Of all of the various meanings and sentiments given to lapis lazuli since its discovery, perhaps the most significant is its inherent divinity. The stone’s whimsical coloring, often resembling a starry night sky, undoubtedly evoked an image of the heavens and led to a long-standing relationship between the stone and its use in religious ceremonies.
The use of lapis lazuli as a religious ornament goes back to ancient times. One of the oldest myths, that of the Sumerian Goddess of Love, Inanna, depicts her entering the underworld wearing a lapis lazuli necklace. In Sumerian culture, lapis lazuli was said to bear the soul of the deity.

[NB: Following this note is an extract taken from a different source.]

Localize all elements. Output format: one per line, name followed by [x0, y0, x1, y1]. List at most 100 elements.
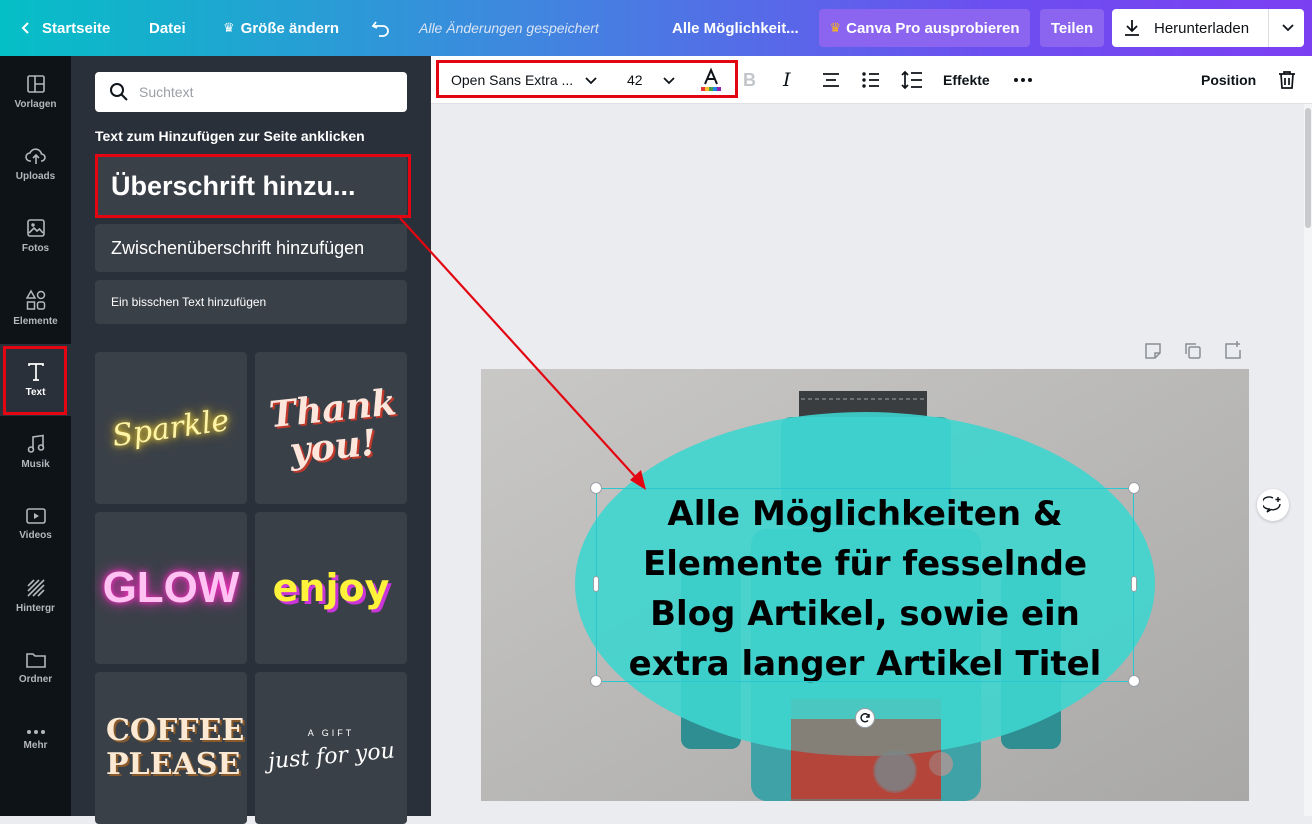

There is ample evidence of its religious status in the ancient cultures of Egypt and Mesopotamia as well. Lapis lazuli was the main trait denoting the Egyptian Goddess of Truth. This attribution undoubtedly led to contemporary interpretations of lapis lazuli as the stone of truth and clarity. Lapis lazuli was also found in the graves of the elite. Since Egyptian rulers were often equated with Gods, lapis was both a religious and regal symbol, meant to show respect. Most notably, the stone was used in the creation of Tutankhamun’s funeral mask. Lapis lazuli was believed to protect the wearer in the afterlife and the valuable items buried in one’s grave could potentially be used as insurance.
The notion of lapis lazuli’s celestial properties followed it throughout the centuries and eventually made their way into Christian practices as well. The azure stone was often used in depictions of saints’ and angels’ garments. It was also particularly associated with the Virgin Mary. Lapis lazuli pigment was commonly employed in the design of the Virgin Mary’s robes, and can be seen in hundreds of classical works of art.
Lapis lazuli’s popularity traveled East as well. The stone became an important part of many Asian religion’s rituals, particularly Buddhism. Buddha statues were carved out of lapis lazuli, and the pigment was used in their artistic depictions. Russian Tsars also had a fascination with the stone, using it to adorn their palaces.
Nowadays, lapis lazuli has less religious connotations and more aesthetical value. Still, it’s supposed metaphysical properties and folklore mythology undoubtedly stem from its use in religious rituals across cultures. The fact that the stone was raised to a celestial status in practically every culture is a testament to lapis lazuli’s beauty and value.